Using the class has also gotten more difficult. It’s unclear what all of the numbers in the positional arguments mean:

>>> book = WeightedGradebook()
>>> book.add_student('Albert Einstein')
>>> book.report_grade('Albert Einstein', 'Math', 75, 0.05)
>>> book.report_grade('Albert Einstein', 'Math', 65, 0.15)
>>> book.report_grade('Albert Einstein', 'Math', 70, 0.80)
>>> book.report_grade('Albert Einstein', 'Gym', 100, 0.40)
>>> book.report_grade('Albert Einstein', 'Gym', 85, 0.60)
>>> print(book.average_grade('Albert Einstein'))
91.0

When you see complexity like this, it’s time to make the leap from built-in types like dictionaries, tuples, sets, and lists to a hierarchy of classes.

In the grades example, at first I didn’t know I’d need to support weighted grades, so the complexity of creating classes seemed unwarranted.

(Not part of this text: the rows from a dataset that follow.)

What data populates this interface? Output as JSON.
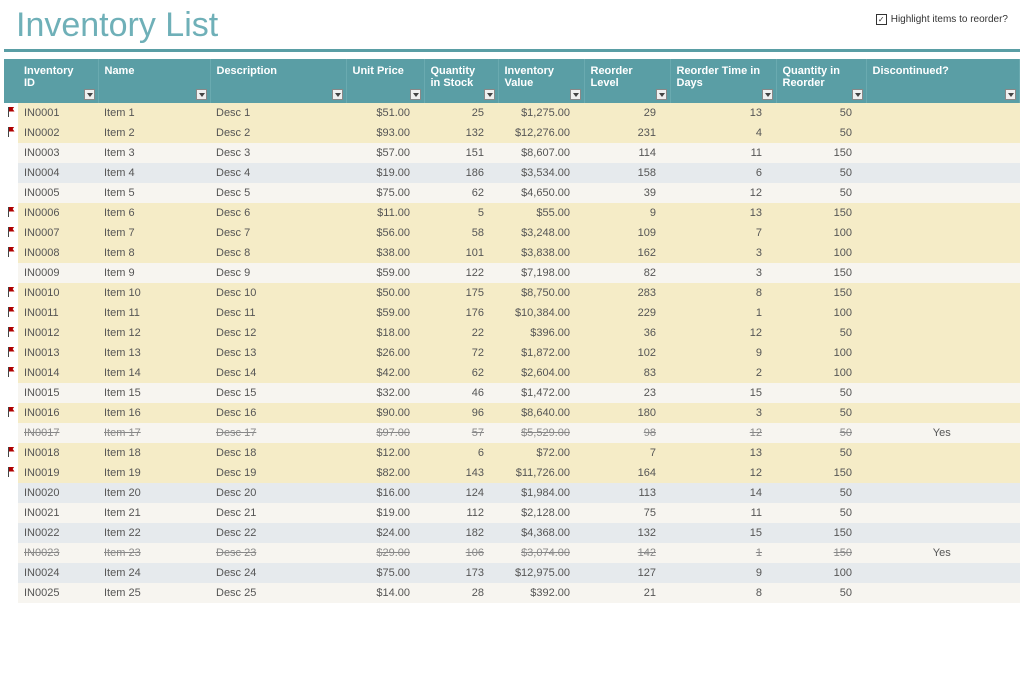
{
  "title": "Inventory List",
  "toggle": {
    "label": "Highlight items to reorder?",
    "checked": true
  },
  "columns": [
    {
      "key": "id",
      "label": "Inventory ID",
      "cls": ""
    },
    {
      "key": "name",
      "label": "Name",
      "cls": ""
    },
    {
      "key": "desc",
      "label": "Description",
      "cls": ""
    },
    {
      "key": "unit",
      "label": "Unit Price",
      "cls": "num"
    },
    {
      "key": "qty",
      "label": "Quantity in Stock",
      "cls": "num"
    },
    {
      "key": "val",
      "label": "Inventory Value",
      "cls": "num"
    },
    {
      "key": "reord",
      "label": "Reorder Level",
      "cls": "num"
    },
    {
      "key": "days",
      "label": "Reorder Time in Days",
      "cls": "num"
    },
    {
      "key": "qtyr",
      "label": "Quantity in Reorder",
      "cls": "num"
    },
    {
      "key": "disc",
      "label": "Discontinued?",
      "cls": "center disc-cell"
    }
  ],
  "rows": [
    {
      "flag": true,
      "hl": true,
      "id": "IN0001",
      "name": "Item 1",
      "desc": "Desc 1",
      "unit": "$51.00",
      "qty": "25",
      "val": "$1,275.00",
      "reord": "29",
      "days": "13",
      "qtyr": "50",
      "disc": ""
    },
    {
      "flag": true,
      "hl": true,
      "id": "IN0002",
      "name": "Item 2",
      "desc": "Desc 2",
      "unit": "$93.00",
      "qty": "132",
      "val": "$12,276.00",
      "reord": "231",
      "days": "4",
      "qtyr": "50",
      "disc": ""
    },
    {
      "flag": false,
      "hl": false,
      "id": "IN0003",
      "name": "Item 3",
      "desc": "Desc 3",
      "unit": "$57.00",
      "qty": "151",
      "val": "$8,607.00",
      "reord": "114",
      "days": "11",
      "qtyr": "150",
      "disc": ""
    },
    {
      "flag": false,
      "hl": false,
      "id": "IN0004",
      "name": "Item 4",
      "desc": "Desc 4",
      "unit": "$19.00",
      "qty": "186",
      "val": "$3,534.00",
      "reord": "158",
      "days": "6",
      "qtyr": "50",
      "disc": ""
    },
    {
      "flag": false,
      "hl": false,
      "id": "IN0005",
      "name": "Item 5",
      "desc": "Desc 5",
      "unit": "$75.00",
      "qty": "62",
      "val": "$4,650.00",
      "reord": "39",
      "days": "12",
      "qtyr": "50",
      "disc": ""
    },
    {
      "flag": true,
      "hl": true,
      "id": "IN0006",
      "name": "Item 6",
      "desc": "Desc 6",
      "unit": "$11.00",
      "qty": "5",
      "val": "$55.00",
      "reord": "9",
      "days": "13",
      "qtyr": "150",
      "disc": ""
    },
    {
      "flag": true,
      "hl": true,
      "id": "IN0007",
      "name": "Item 7",
      "desc": "Desc 7",
      "unit": "$56.00",
      "qty": "58",
      "val": "$3,248.00",
      "reord": "109",
      "days": "7",
      "qtyr": "100",
      "disc": ""
    },
    {
      "flag": true,
      "hl": true,
      "id": "IN0008",
      "name": "Item 8",
      "desc": "Desc 8",
      "unit": "$38.00",
      "qty": "101",
      "val": "$3,838.00",
      "reord": "162",
      "days": "3",
      "qtyr": "100",
      "disc": ""
    },
    {
      "flag": false,
      "hl": false,
      "id": "IN0009",
      "name": "Item 9",
      "desc": "Desc 9",
      "unit": "$59.00",
      "qty": "122",
      "val": "$7,198.00",
      "reord": "82",
      "days": "3",
      "qtyr": "150",
      "disc": ""
    },
    {
      "flag": true,
      "hl": true,
      "id": "IN0010",
      "name": "Item 10",
      "desc": "Desc 10",
      "unit": "$50.00",
      "qty": "175",
      "val": "$8,750.00",
      "reord": "283",
      "days": "8",
      "qtyr": "150",
      "disc": ""
    },
    {
      "flag": true,
      "hl": true,
      "id": "IN0011",
      "name": "Item 11",
      "desc": "Desc 11",
      "unit": "$59.00",
      "qty": "176",
      "val": "$10,384.00",
      "reord": "229",
      "days": "1",
      "qtyr": "100",
      "disc": ""
    },
    {
      "flag": true,
      "hl": true,
      "id": "IN0012",
      "name": "Item 12",
      "desc": "Desc 12",
      "unit": "$18.00",
      "qty": "22",
      "val": "$396.00",
      "reord": "36",
      "days": "12",
      "qtyr": "50",
      "disc": ""
    },
    {
      "flag": true,
      "hl": true,
      "id": "IN0013",
      "name": "Item 13",
      "desc": "Desc 13",
      "unit": "$26.00",
      "qty": "72",
      "val": "$1,872.00",
      "reord": "102",
      "days": "9",
      "qtyr": "100",
      "disc": ""
    },
    {
      "flag": true,
      "hl": true,
      "id": "IN0014",
      "name": "Item 14",
      "desc": "Desc 14",
      "unit": "$42.00",
      "qty": "62",
      "val": "$2,604.00",
      "reord": "83",
      "days": "2",
      "qtyr": "100",
      "disc": ""
    },
    {
      "flag": false,
      "hl": false,
      "id": "IN0015",
      "name": "Item 15",
      "desc": "Desc 15",
      "unit": "$32.00",
      "qty": "46",
      "val": "$1,472.00",
      "reord": "23",
      "days": "15",
      "qtyr": "50",
      "disc": ""
    },
    {
      "flag": true,
      "hl": true,
      "id": "IN0016",
      "name": "Item 16",
      "desc": "Desc 16",
      "unit": "$90.00",
      "qty": "96",
      "val": "$8,640.00",
      "reord": "180",
      "days": "3",
      "qtyr": "50",
      "disc": ""
    },
    {
      "flag": false,
      "hl": false,
      "discontinued": true,
      "id": "IN0017",
      "name": "Item 17",
      "desc": "Desc 17",
      "unit": "$97.00",
      "qty": "57",
      "val": "$5,529.00",
      "reord": "98",
      "days": "12",
      "qtyr": "50",
      "disc": "Yes"
    },
    {
      "flag": true,
      "hl": true,
      "id": "IN0018",
      "name": "Item 18",
      "desc": "Desc 18",
      "unit": "$12.00",
      "qty": "6",
      "val": "$72.00",
      "reord": "7",
      "days": "13",
      "qtyr": "50",
      "disc": ""
    },
    {
      "flag": true,
      "hl": true,
      "id": "IN0019",
      "name": "Item 19",
      "desc": "Desc 19",
      "unit": "$82.00",
      "qty": "143",
      "val": "$11,726.00",
      "reord": "164",
      "days": "12",
      "qtyr": "150",
      "disc": ""
    },
    {
      "flag": false,
      "hl": false,
      "id": "IN0020",
      "name": "Item 20",
      "desc": "Desc 20",
      "unit": "$16.00",
      "qty": "124",
      "val": "$1,984.00",
      "reord": "113",
      "days": "14",
      "qtyr": "50",
      "disc": ""
    },
    {
      "flag": false,
      "hl": false,
      "id": "IN0021",
      "name": "Item 21",
      "desc": "Desc 21",
      "unit": "$19.00",
      "qty": "112",
      "val": "$2,128.00",
      "reord": "75",
      "days": "11",
      "qtyr": "50",
      "disc": ""
    },
    {
      "flag": false,
      "hl": false,
      "id": "IN0022",
      "name": "Item 22",
      "desc": "Desc 22",
      "unit": "$24.00",
      "qty": "182",
      "val": "$4,368.00",
      "reord": "132",
      "days": "15",
      "qtyr": "150",
      "disc": ""
    },
    {
      "flag": false,
      "hl": false,
      "discontinued": true,
      "id": "IN0023",
      "name": "Item 23",
      "desc": "Desc 23",
      "unit": "$29.00",
      "qty": "106",
      "val": "$3,074.00",
      "reord": "142",
      "days": "1",
      "qtyr": "150",
      "disc": "Yes"
    },
    {
      "flag": false,
      "hl": false,
      "id": "IN0024",
      "name": "Item 24",
      "desc": "Desc 24",
      "unit": "$75.00",
      "qty": "173",
      "val": "$12,975.00",
      "reord": "127",
      "days": "9",
      "qtyr": "100",
      "disc": ""
    },
    {
      "flag": false,
      "hl": false,
      "id": "IN0025",
      "name": "Item 25",
      "desc": "Desc 25",
      "unit": "$14.00",
      "qty": "28",
      "val": "$392.00",
      "reord": "21",
      "days": "8",
      "qtyr": "50",
      "disc": ""
    }
  ]
}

Python’s built-in dictionary and tuple types made it easy to keep going, adding layer after layer to the internal bookkeeping. But you should avoid doing this for more than one level of nesting; using dictionaries that contain dictionaries makes your code hard to read by other programmers and sets you up for a maintenance nightmare.

As soon as you realize that your bookkeeping is getting complicated, break it all out into classes. You can then provide well-defined interfaces that better encapsulate your data. This approach also enables you to create a layer of abstraction between your interfaces and your concrete implementations.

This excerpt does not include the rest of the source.